WHAT CAN COMPARE WITH YOUR BEAUTIFUL SOUND? DISNEY’S MUSICAL UTOPIAS
Daniel Batchelder (United States of America)1,2
1 – Xavier University; 2 – University of Cincinnati
Daniel Batchelder is an Adjunct Professor of Music at Xavier University and the University of Cincinnati’s College-Conservatory of Music, where he teaches courses on Disney’s animated musicals. He received his PhD in Musicology from Case Western Reserve University in 2018, where his dissertation was awarded the Adel Heinrich Award for Achievement in Musicological Research. His work examines the dramatic and expressive functions of music and song in musicals with an emphasis on the Walt Disney Animation Studios. His research on animated musicals will appear in forthcoming collections from Routledge and Oxford University Press. He is also serving as guest editor for a special edition of the journal American Music on music and sound in Disney media.

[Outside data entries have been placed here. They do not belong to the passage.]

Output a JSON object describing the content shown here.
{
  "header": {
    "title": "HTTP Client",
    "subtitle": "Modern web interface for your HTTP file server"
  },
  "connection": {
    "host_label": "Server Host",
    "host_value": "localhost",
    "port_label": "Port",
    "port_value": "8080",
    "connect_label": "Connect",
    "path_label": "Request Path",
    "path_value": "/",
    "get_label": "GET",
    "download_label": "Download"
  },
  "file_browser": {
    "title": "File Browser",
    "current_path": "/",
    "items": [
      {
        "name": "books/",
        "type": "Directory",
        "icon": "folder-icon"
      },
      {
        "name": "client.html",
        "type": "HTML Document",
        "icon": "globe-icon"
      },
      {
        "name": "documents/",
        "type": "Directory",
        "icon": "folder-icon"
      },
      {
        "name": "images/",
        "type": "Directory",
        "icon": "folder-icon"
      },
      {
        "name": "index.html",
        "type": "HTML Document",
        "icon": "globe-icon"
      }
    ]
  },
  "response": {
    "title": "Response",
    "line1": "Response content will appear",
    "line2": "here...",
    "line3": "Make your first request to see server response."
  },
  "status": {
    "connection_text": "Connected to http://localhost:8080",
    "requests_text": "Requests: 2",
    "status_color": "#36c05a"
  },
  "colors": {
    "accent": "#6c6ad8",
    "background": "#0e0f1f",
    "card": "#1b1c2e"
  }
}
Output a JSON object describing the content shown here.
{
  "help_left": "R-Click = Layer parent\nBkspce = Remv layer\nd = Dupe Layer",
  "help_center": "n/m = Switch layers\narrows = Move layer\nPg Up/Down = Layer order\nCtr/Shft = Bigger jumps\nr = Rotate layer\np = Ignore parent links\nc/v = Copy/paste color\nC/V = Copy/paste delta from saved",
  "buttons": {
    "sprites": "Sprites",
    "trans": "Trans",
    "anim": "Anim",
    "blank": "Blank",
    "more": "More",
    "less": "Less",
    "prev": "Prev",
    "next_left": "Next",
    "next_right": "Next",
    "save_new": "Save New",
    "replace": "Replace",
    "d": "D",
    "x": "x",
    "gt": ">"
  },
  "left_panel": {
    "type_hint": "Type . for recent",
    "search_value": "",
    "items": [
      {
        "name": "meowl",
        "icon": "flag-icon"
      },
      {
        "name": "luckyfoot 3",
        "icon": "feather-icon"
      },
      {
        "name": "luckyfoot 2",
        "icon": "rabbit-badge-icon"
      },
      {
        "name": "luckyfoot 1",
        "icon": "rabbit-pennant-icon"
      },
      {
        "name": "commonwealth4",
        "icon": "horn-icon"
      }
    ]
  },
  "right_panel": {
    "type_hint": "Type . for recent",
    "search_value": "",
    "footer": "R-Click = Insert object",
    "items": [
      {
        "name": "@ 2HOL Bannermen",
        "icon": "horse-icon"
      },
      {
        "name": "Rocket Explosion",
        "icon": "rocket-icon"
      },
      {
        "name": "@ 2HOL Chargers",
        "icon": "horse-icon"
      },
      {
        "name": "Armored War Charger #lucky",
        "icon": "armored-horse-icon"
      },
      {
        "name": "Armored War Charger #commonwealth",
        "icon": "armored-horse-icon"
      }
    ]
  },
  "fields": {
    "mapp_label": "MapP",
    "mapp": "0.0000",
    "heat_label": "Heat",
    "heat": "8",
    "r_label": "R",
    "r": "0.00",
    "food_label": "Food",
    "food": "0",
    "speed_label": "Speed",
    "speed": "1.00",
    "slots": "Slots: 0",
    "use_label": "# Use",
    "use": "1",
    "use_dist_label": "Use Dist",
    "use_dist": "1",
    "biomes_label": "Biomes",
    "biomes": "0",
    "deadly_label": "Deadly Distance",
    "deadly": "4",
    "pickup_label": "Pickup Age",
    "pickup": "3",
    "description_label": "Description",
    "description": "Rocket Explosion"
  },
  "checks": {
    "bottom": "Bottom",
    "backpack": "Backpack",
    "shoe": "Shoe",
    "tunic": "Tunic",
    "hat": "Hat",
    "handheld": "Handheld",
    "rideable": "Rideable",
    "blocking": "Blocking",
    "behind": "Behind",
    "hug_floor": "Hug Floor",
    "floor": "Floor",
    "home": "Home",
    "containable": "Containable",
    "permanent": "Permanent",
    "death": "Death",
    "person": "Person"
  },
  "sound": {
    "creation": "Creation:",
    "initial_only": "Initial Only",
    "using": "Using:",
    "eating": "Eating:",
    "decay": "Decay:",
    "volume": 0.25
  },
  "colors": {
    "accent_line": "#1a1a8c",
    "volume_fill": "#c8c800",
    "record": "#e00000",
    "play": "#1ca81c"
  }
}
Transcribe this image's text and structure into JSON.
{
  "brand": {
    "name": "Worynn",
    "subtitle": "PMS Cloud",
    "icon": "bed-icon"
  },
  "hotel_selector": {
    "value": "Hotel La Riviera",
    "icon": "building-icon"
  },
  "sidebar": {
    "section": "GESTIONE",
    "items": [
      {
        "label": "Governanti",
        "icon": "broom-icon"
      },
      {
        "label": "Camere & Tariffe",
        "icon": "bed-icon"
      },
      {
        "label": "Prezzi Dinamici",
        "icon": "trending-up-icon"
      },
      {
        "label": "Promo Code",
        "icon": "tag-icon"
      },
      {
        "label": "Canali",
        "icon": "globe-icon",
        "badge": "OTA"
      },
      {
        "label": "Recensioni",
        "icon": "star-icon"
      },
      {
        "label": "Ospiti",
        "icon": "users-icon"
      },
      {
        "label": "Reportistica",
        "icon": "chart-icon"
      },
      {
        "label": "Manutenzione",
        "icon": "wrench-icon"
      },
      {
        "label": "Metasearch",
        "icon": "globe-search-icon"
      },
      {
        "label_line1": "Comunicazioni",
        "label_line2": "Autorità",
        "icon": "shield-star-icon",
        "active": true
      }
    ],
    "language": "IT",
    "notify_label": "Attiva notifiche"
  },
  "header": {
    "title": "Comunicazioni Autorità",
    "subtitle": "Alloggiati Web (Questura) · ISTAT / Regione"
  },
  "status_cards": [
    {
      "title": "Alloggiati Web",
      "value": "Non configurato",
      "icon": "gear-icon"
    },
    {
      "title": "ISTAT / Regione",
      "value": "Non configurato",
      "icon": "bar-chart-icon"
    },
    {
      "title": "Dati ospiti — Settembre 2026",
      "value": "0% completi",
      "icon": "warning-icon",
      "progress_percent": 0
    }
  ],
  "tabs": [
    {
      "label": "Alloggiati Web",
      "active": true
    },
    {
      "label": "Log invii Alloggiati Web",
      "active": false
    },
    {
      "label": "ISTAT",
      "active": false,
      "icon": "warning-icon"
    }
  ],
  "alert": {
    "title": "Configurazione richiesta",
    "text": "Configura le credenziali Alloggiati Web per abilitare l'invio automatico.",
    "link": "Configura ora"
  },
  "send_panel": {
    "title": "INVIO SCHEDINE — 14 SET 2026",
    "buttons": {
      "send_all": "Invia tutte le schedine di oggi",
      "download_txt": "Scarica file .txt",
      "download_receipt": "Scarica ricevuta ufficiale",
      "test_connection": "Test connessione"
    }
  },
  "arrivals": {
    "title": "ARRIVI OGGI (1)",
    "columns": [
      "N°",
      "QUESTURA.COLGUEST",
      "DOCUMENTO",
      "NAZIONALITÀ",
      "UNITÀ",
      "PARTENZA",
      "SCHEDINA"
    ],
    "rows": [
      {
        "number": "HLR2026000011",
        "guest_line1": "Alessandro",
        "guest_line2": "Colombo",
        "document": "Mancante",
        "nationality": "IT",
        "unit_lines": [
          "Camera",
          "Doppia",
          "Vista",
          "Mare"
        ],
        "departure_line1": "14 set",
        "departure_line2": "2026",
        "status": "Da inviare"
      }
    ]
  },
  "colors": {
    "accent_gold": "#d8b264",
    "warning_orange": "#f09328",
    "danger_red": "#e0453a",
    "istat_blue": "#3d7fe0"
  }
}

Though the Walt Disney Studio’s early films have attracted considerable scholarly attention, music’s roles in these works have largely passed unnoticed. The shorts and features of Disney’s Golden Age collectively heralded the emergence of a new form of expression: the animated film musical. An aesthetic mode that negotiates the tensions between speech and song within the theoretically limitless medium of animation, the animated musical represents a distinct genre that carries unique expressive and dramatic potential. In this project, I examine the ways in which Disney mobilized this new genre to create a specific brand of prewar escapist spaces.
While the bar sheet system developed for Steamboat Willie initially presented a practical solution to the technical challenges of sound synchronization, its resultant hyper-explicit alignment of sonic and visual gestures presents the viewer with a utopic vision of the world that blurs boundaries between image and sound. I argue that the studio’s musical numbers continued to pursue this mode of synesthetic presentation throughout its Golden Age in order to represent an idealized unity between art and life. This agenda became increasingly apparent as the studio pursued an aesthetic of hyperrealism, culminating in the release of Bambi, whose musical numbers appear to arise spontaneously from an offscreen “voice of nature.” I close this project by considering the political implications of this unique form of escapist entertainment.